Sunday, 17 May 2015

"Pretty"


When I asked my little sister what she wanted to be when she grew up, she answered with: “pretty.”

What an ugly word.

A seven year old with the entire world at her fingertips, her life an unexplored forest, every tree ready for her to climb. There’s room for dreams bigger than the moon she watches every night, brighter than the stars that dance in her ocean blue eyes when sleep won’t steal her away.

But she wants to be pretty.

I watch her clumsy little fingers flick through the pages of the magazines and her eyes widen at the images of girls that look like dolls, with legs as thin as breadsticks she now refuses to eat and skin clearer than the mirror through which she spends so much time glaring at herself. And every time she blinks, my heart pauses because I hope that when she next opens her eyes, she’ll see her own beauty. But instead, I catch her tugging at the ends of her hair in a hope it’ll grow longer, colouring strands with yellow highlighter because blondes beat brunettes, according to the magazines.

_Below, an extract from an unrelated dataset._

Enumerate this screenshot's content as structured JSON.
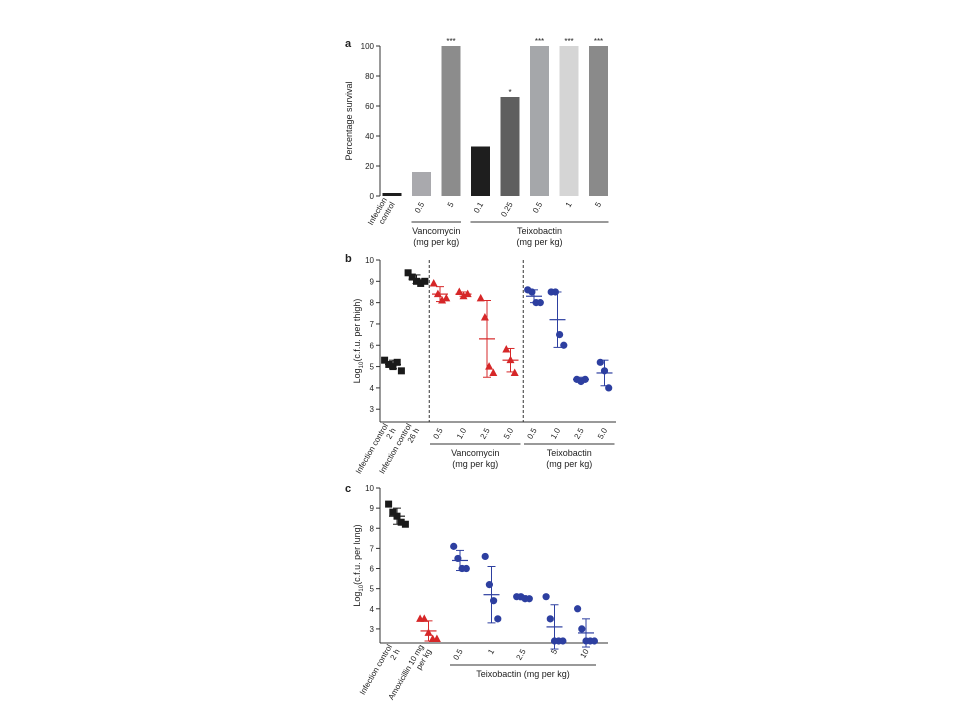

As I do, I want to scream loud enough to silence the voices that echo through her mind, those that tell her that being pretty is all there is and the rest doesn’t matter unless your eyelashes have enough volume. Because I think she thinks that pretty is synonymous with being worthy because, after all, that’s what I used to think. The tears start to stain my cheeks at the mere thought that the same dark doubts could cloud her head as they did mine.

And when the day comes that she asks me if I think she’s pretty, I’ll swallow the sorrow and I’ll tell her that the word pretty will never contain everything that she is, or everything that she will be. Because she is more than two sorry syllables and six empty letters. I’ll remind her that she is full. Full of life, full of love, full of everything that it means to be a young girl born into a world that doesn’t make any sense and yet there she is, trying to make sense of it all. Because she is pretty determined that way. I’ll tell her she will always be pretty creative, pretty intelligent, pretty fearless. But she will never be merely pretty.